E lo aveva liquidato così, Manuel, lasciando che Simone rimanesse fuori con la sua sigaretta che si consumava con la stessa velocità alla quale la gelosia stava consumando lui.

***

Fu al termine della cena, quando Manuel tornò nella sua stanza, che gli sguardi dei due ragazzi tornarono ad incontrarsi nuovamente.

Simone se ne stava lì, in piedi, di fronte al letto, con un borsone colmo di vestiti aperto davanti a sé.

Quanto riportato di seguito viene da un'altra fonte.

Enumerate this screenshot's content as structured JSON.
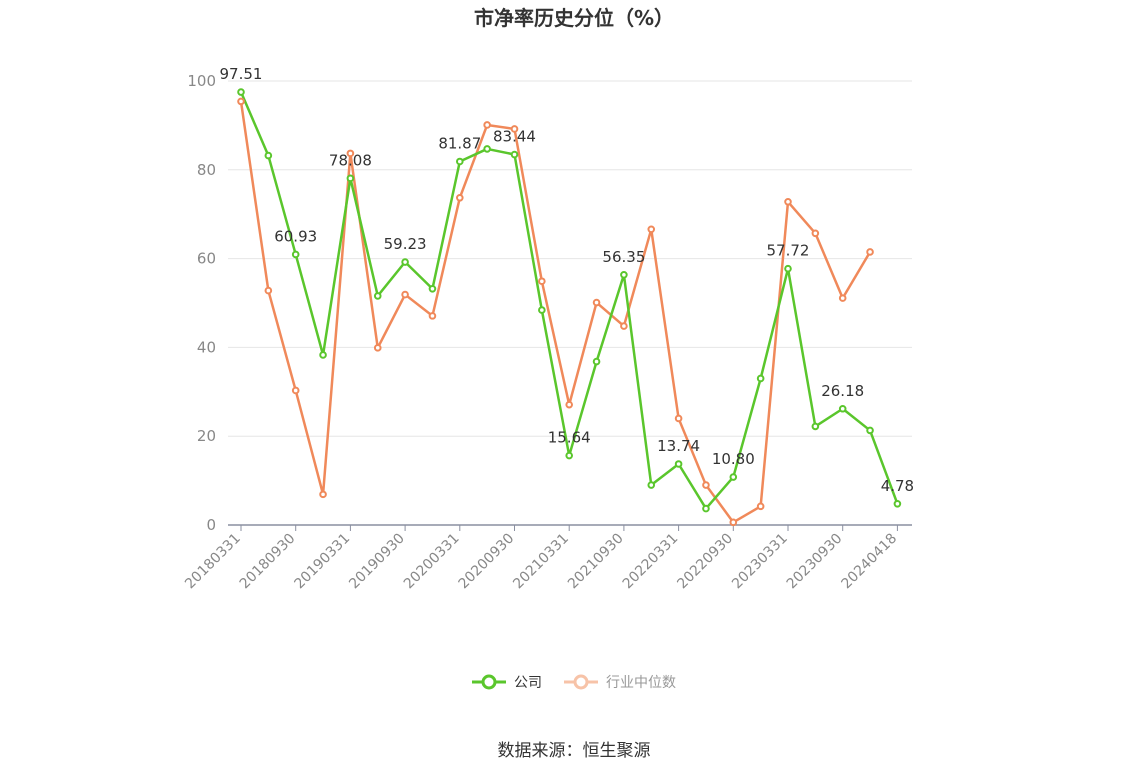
{
  "chart_data": {
    "type": "line",
    "title": "市净率历史分位（%）",
    "ylim": [
      0,
      100
    ],
    "yticks": [
      0,
      20,
      40,
      60,
      80,
      100
    ],
    "x": [
      "20180331",
      "20180630",
      "20180930",
      "20181231",
      "20190331",
      "20190630",
      "20190930",
      "20191231",
      "20200331",
      "20200630",
      "20200930",
      "20201231",
      "20210331",
      "20210630",
      "20210930",
      "20211231",
      "20220331",
      "20220630",
      "20220930",
      "20221231",
      "20230331",
      "20230630",
      "20230930",
      "20231231",
      "20240418"
    ],
    "xtick_labels": [
      "20180331",
      "20180930",
      "20190331",
      "20190930",
      "20200331",
      "20200930",
      "20210331",
      "20210930",
      "20220331",
      "20220930",
      "20230331",
      "20230930",
      "20240418"
    ],
    "grid": true,
    "legend_position": "bottom",
    "series": [
      {
        "name": "公司",
        "color": "#5ac62c",
        "values": [
          97.51,
          83.2,
          60.93,
          38.3,
          78.08,
          51.6,
          59.23,
          53.2,
          81.87,
          84.7,
          83.44,
          48.4,
          15.64,
          36.8,
          56.35,
          9.0,
          13.74,
          3.7,
          10.8,
          33.0,
          57.72,
          22.2,
          26.18,
          21.3,
          4.78
        ],
        "labels": {
          "0": "97.51",
          "2": "60.93",
          "4": "78.08",
          "6": "59.23",
          "8": "81.87",
          "10": "83.44",
          "12": "15.64",
          "14": "56.35",
          "16": "13.74",
          "18": "10.80",
          "20": "57.72",
          "22": "26.18",
          "24": "4.78"
        }
      },
      {
        "name": "行业中位数",
        "color": "#f0895a",
        "values": [
          95.4,
          52.8,
          30.3,
          6.9,
          83.7,
          39.9,
          51.9,
          47.1,
          73.7,
          90.1,
          89.2,
          54.9,
          27.1,
          50.1,
          44.8,
          66.6,
          24.0,
          9.0,
          0.6,
          4.2,
          72.8,
          65.7,
          51.1,
          61.5,
          null
        ]
      }
    ]
  },
  "legend": {
    "company_label": "公司",
    "industry_label": "行业中位数"
  },
  "source_text": "数据来源：恒生聚源"
}
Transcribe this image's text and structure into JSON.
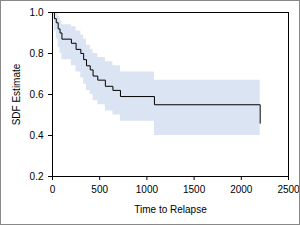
{
  "chart_data": {
    "type": "step",
    "x_label": "Time to Relapse",
    "y_label": "SDF Estimate",
    "x": [
      0,
      20,
      40,
      60,
      80,
      100,
      200,
      250,
      300,
      330,
      360,
      400,
      430,
      480,
      560,
      640,
      720,
      1080,
      2200
    ],
    "series": [
      {
        "type": "area",
        "color": "#dbe4f3",
        "lower": [
          1.0,
          0.91,
          0.87,
          0.83,
          0.8,
          0.77,
          0.74,
          0.71,
          0.68,
          0.65,
          0.62,
          0.6,
          0.57,
          0.55,
          0.52,
          0.5,
          0.47,
          0.4,
          0.4
        ],
        "upper": [
          1.0,
          1.0,
          1.0,
          0.98,
          0.96,
          0.94,
          0.93,
          0.91,
          0.89,
          0.87,
          0.84,
          0.82,
          0.8,
          0.78,
          0.76,
          0.74,
          0.71,
          0.67,
          0.67
        ]
      },
      {
        "type": "line",
        "color": "#000000",
        "values": [
          1.0,
          0.97,
          0.95,
          0.92,
          0.9,
          0.87,
          0.85,
          0.82,
          0.8,
          0.77,
          0.74,
          0.72,
          0.69,
          0.67,
          0.64,
          0.62,
          0.59,
          0.55,
          0.46
        ]
      }
    ],
    "xlim": [
      0,
      2500
    ],
    "xticks": [
      0,
      500,
      1000,
      1500,
      2000,
      2500
    ],
    "ylim": [
      0.2,
      1.0
    ],
    "yticks": [
      0.2,
      0.4,
      0.6,
      0.8,
      {
        "value": 1.0,
        "label": "1.0"
      }
    ],
    "grid": false
  }
}
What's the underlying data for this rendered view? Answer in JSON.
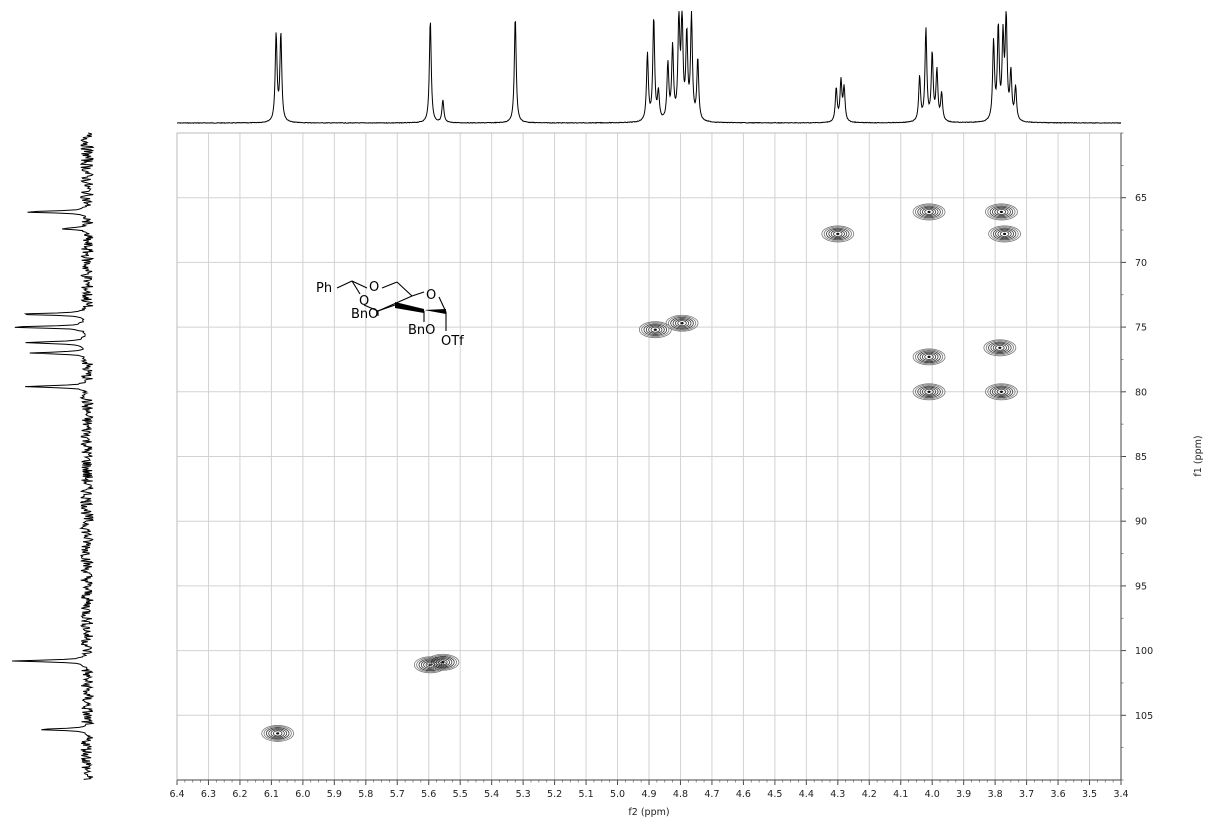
{
  "chart_data": {
    "type": "heatmap",
    "title": "",
    "xlabel": "f2 (ppm)",
    "ylabel": "f1 (ppm)",
    "xlim": [
      6.4,
      3.4
    ],
    "ylim": [
      60,
      110
    ],
    "x_ticks": [
      "6.4",
      "6.3",
      "6.2",
      "6.1",
      "6.0",
      "5.9",
      "5.8",
      "5.7",
      "5.6",
      "5.5",
      "5.4",
      "5.3",
      "5.2",
      "5.1",
      "5.0",
      "4.9",
      "4.8",
      "4.7",
      "4.6",
      "4.5",
      "4.4",
      "4.3",
      "4.2",
      "4.1",
      "4.0",
      "3.9",
      "3.8",
      "3.7",
      "3.6",
      "3.5",
      "3.4"
    ],
    "y_ticks": [
      "65",
      "70",
      "75",
      "80",
      "85",
      "90",
      "95",
      "100",
      "105"
    ],
    "grid": true,
    "cross_peaks": [
      {
        "h": 6.08,
        "c": 106.4
      },
      {
        "h": 5.595,
        "c": 101.1
      },
      {
        "h": 5.555,
        "c": 100.9
      },
      {
        "h": 4.88,
        "c": 75.2
      },
      {
        "h": 4.795,
        "c": 74.7
      },
      {
        "h": 4.3,
        "c": 67.8
      },
      {
        "h": 4.01,
        "c": 66.1
      },
      {
        "h": 4.01,
        "c": 77.3
      },
      {
        "h": 4.01,
        "c": 80.0
      },
      {
        "h": 3.78,
        "c": 66.1
      },
      {
        "h": 3.77,
        "c": 67.8
      },
      {
        "h": 3.785,
        "c": 76.6
      },
      {
        "h": 3.78,
        "c": 80.0
      }
    ],
    "proton_projection_peaks": [
      {
        "ppm": 6.085,
        "height": 0.78
      },
      {
        "ppm": 6.07,
        "height": 0.78
      },
      {
        "ppm": 5.595,
        "height": 0.92
      },
      {
        "ppm": 5.555,
        "height": 0.2
      },
      {
        "ppm": 5.325,
        "height": 0.95
      },
      {
        "ppm": 4.905,
        "height": 0.6
      },
      {
        "ppm": 4.885,
        "height": 0.92
      },
      {
        "ppm": 4.87,
        "height": 0.25
      },
      {
        "ppm": 4.84,
        "height": 0.5
      },
      {
        "ppm": 4.825,
        "height": 0.65
      },
      {
        "ppm": 4.805,
        "height": 0.9
      },
      {
        "ppm": 4.795,
        "height": 0.9
      },
      {
        "ppm": 4.78,
        "height": 0.75
      },
      {
        "ppm": 4.765,
        "height": 0.92
      },
      {
        "ppm": 4.745,
        "height": 0.55
      },
      {
        "ppm": 4.305,
        "height": 0.3
      },
      {
        "ppm": 4.29,
        "height": 0.36
      },
      {
        "ppm": 4.28,
        "height": 0.3
      },
      {
        "ppm": 4.04,
        "height": 0.4
      },
      {
        "ppm": 4.02,
        "height": 0.82
      },
      {
        "ppm": 4.0,
        "height": 0.6
      },
      {
        "ppm": 3.985,
        "height": 0.45
      },
      {
        "ppm": 3.97,
        "height": 0.25
      },
      {
        "ppm": 3.805,
        "height": 0.7
      },
      {
        "ppm": 3.79,
        "height": 0.82
      },
      {
        "ppm": 3.775,
        "height": 0.72
      },
      {
        "ppm": 3.765,
        "height": 0.92
      },
      {
        "ppm": 3.75,
        "height": 0.42
      },
      {
        "ppm": 3.735,
        "height": 0.3
      }
    ],
    "carbon_projection_peaks": [
      {
        "ppm": 66.1,
        "height": 0.78
      },
      {
        "ppm": 67.4,
        "height": 0.32
      },
      {
        "ppm": 74.0,
        "height": 0.88
      },
      {
        "ppm": 75.0,
        "height": 0.97
      },
      {
        "ppm": 76.2,
        "height": 0.78
      },
      {
        "ppm": 77.0,
        "height": 0.73
      },
      {
        "ppm": 79.6,
        "height": 0.78
      },
      {
        "ppm": 100.8,
        "height": 0.95
      },
      {
        "ppm": 106.1,
        "height": 0.6
      }
    ]
  },
  "molecule": {
    "labels": {
      "ph": "Ph",
      "o_top": "O",
      "o_ring": "O",
      "o_mid": "O",
      "bno_left": "BnO",
      "bno_right": "BnO",
      "otf": "OTf"
    }
  }
}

«Beh? Che vor di’ ‘sta cosa?» la domanda curiosa di Manuel, indicando il borsone.
«Vado a Glasgow da mia madre»
«Stai a scherza’?» rispose Manuel, incredulo.
«No, Manuel, non sto scherzando. Ho bisogno di stare da solo»
«E pe’ ‘sta da solo devi anna’ fino in Scozia?»
«Se stare da solo significa stare lontano da te, sì, Manuel»
«Io ‘n ce posso crede che stai a fa' ‘sta scenata pe’ le avance de ‘n cojone. ‘N c’hai più sedici anni, Simò, che litigamo e scappi a Glasgow de notte. Affrontali i problemi. Cresci, Simò»
«Neanche tu ne hai più diciassette, Manuel, che stai con una persona e te ne scopi altre dieci»
«Stai a farnetica’»
«Va bene. Ora scusami, ho da fare»
«Seh, fa' buon viaggio»

E sebbene l’idea che Simone partisse e lo lasciasse da solo, lo ferisse, in quel momento, l’orgoglio ebbe la meglio.

Lo lasciò andare, fingendo indifferenza, fin quando non sentì la porta d'ingresso della villa chiudersi.